Congo president Sassou Nguesso reelected in first round

Text by NEWS WIRES
Latest update : 2016-03-24

Republic of Congo’s President Denis Sassou Nguesso, who was reelected for a third term on Thursday, began his political career as a Marxist-Leninist and has become a wealthy strongman determined to continue his 32 years in power.

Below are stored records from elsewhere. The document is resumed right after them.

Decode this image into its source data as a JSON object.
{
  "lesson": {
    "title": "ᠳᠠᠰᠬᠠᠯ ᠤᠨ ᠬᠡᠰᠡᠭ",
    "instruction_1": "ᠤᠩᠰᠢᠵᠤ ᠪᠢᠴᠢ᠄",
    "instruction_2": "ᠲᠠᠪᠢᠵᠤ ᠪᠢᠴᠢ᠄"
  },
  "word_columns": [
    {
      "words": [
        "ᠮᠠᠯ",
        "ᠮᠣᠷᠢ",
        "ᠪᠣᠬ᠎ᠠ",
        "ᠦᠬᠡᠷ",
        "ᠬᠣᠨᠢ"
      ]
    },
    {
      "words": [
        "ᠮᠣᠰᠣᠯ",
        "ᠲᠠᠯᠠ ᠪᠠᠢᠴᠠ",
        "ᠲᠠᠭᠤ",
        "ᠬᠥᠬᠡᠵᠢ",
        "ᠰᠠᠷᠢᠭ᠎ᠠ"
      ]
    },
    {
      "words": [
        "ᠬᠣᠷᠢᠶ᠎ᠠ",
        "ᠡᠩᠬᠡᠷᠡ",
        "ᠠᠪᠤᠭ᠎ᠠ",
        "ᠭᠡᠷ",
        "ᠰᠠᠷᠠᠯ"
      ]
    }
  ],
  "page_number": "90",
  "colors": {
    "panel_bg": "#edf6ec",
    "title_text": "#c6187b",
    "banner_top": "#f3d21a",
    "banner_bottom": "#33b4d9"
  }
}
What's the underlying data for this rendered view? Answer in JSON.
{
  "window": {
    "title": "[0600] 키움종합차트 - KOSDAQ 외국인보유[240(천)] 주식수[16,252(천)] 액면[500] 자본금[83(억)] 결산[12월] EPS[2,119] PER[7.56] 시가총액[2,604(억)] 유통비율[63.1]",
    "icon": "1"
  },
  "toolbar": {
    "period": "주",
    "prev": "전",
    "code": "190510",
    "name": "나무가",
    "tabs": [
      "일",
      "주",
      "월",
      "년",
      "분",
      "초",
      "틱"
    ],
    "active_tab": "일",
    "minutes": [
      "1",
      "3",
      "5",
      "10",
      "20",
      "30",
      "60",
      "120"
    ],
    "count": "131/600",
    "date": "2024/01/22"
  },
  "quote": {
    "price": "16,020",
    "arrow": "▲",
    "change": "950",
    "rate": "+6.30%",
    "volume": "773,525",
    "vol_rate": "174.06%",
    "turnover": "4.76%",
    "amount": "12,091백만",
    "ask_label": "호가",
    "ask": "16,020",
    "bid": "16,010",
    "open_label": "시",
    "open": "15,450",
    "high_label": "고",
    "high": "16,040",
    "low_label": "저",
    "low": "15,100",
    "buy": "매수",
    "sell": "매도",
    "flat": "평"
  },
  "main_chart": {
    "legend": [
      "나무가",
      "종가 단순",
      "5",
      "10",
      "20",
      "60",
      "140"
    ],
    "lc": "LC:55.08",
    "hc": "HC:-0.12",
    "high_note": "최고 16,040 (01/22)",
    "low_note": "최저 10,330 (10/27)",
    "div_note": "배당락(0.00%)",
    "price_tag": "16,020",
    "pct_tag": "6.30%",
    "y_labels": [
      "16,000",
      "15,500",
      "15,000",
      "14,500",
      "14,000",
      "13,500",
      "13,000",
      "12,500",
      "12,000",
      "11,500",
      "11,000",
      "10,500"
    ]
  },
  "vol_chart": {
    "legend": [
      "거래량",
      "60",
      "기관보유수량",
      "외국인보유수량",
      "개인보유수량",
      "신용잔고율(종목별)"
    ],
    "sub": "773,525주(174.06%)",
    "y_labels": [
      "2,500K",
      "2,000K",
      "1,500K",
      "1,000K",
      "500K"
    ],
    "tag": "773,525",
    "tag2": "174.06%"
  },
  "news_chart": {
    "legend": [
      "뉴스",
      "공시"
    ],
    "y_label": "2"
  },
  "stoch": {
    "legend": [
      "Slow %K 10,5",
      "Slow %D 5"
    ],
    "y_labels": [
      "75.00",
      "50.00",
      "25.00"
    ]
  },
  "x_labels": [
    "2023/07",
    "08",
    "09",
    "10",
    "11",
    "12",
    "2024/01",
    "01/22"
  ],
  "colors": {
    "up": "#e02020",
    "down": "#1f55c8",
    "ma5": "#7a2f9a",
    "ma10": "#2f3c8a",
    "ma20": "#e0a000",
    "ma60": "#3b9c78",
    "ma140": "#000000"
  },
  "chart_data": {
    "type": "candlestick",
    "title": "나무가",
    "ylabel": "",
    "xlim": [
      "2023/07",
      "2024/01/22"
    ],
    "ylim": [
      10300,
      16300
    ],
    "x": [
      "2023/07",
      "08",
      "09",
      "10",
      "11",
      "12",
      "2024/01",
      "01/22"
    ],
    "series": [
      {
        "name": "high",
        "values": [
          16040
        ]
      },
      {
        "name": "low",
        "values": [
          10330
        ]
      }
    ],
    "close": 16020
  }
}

One of Africa’s five longest-serving leaders, having first taken office in 1979, he used the army as a springboard to power, while allegedly amassing a fortune.
Sassou Nguesso has come under pressure in former colonial power France about his lavish lifestyle, with rights groups pressing for a probe into his acquisition of luxury homes and expensive automobiles.
French judges are investigating the supposedly vast “ill-gotten gains” of the Congolese leader and his extended family despite him warning them in 2013 to lay off “domestic affairs”.
A lawyer for anti-corruption watchdog Transparency International, William Bourdon, says Sassou Nguesso embodies “a caricature of kleptocracy, of a rich head of state that leads a poor country “.
But asked in April 2013 whether he was losing sleep over the issue, Sassou Nguesso replied with a jovial “Certainly not! “
An imposing 72-year-old with close cropped hair, clad in tailored suits enhancing his confident air, Sassou Nguesso’s first 13-year stint as president ended in 1992 when, then a Marxist-oriented leader, he was voted out of office.
After some time in exile in Paris the former paratrooper colonel returned to Congo in 1997 and seized power in an armed uprising ending the central African country’s civil war.
Five years later he became president for the second time, succeeding Pascal Lissouba in disputed 2002 elections.
In the presidential election in 2009, he won nearly 79 percent of the vote, with half of his 12 opponents boycotting the polls.
He then changed the constitution in November last year, removing a two-term limit on presidential mandates, and paving the way for his third election victory.
Sassou Nguesso won in the first round taking 60 percent of the vote, in tense polls held under a communications blackout. The European Union refused to send election observers to the country, saying conditions had not been met for a transparent and democratic vote.
He has ruled over the poor nation of 4.5 million people by facing down challenges from rebels and accusations of corruption and mismanagement of resources, especially in the state-run oil sector upon which Congo heavily depends.
African ‘patriarch’
Sassou Nguesso, an ethnic Mboshi, was born in 1943 in Edou, a town 400 kilometres (250 miles) north of Brazzaville.
He had the affectionate nickname of “Otchouembe”, which means” palm nut” in his local language and is commonly used to describe a wrestler with muscles as hard as ebony.
From the age of 13 he trained to become a schoolteacher, before enrolling in an Algerian military academy in 1961, followed by another in Saint-Maixent, France, two years later.
Back in Congo, Sassou Nguesso supported a 1968 movement that toppled president Alphonse Massamba-Debat and brought Marien Ngouabi to power.
Named head of a commando unit and then defence minister, Sassou Nguesso became the regime’s ideological head and co-founded the Marxist-leaning Congolese Labour Party (PCT) in 1969.
In 1979, two years after Ngouabi was assassinated, Sassou Nguesso became head of state.
He was forced to introduce multi-party elections in 1991 and was defeated by Lissouba in a presidential poll a year later.
The decade that followed was wracked with civil war, from which Sassou Nguesso ultimately emerged victorious in 1997.
Back in power he organised a presidential election in 2002, which he officially won with a score of almost 90 percent.
His 2009 victory, which was supposed to mark the start of his last term, was cleared by monitors from the African Union and Economic Community of Central African States but deemed “neither fair, nor transparent, nor balanced” by the Congolese Observatory of Human Rights.
Unfazed, Sassou Nguessou, after the 2009 death of Gabon’s president Omar Bongo, who had married his daughter, took on a role of African “patriarch” serving as a mediator in regional crises.
Under his so-called “hybrid socialism”, he has used Congo’s oil revenues for major infrastructure and development projects.
But poverty “remains endemic” in the country, according to the International Monetary Fund.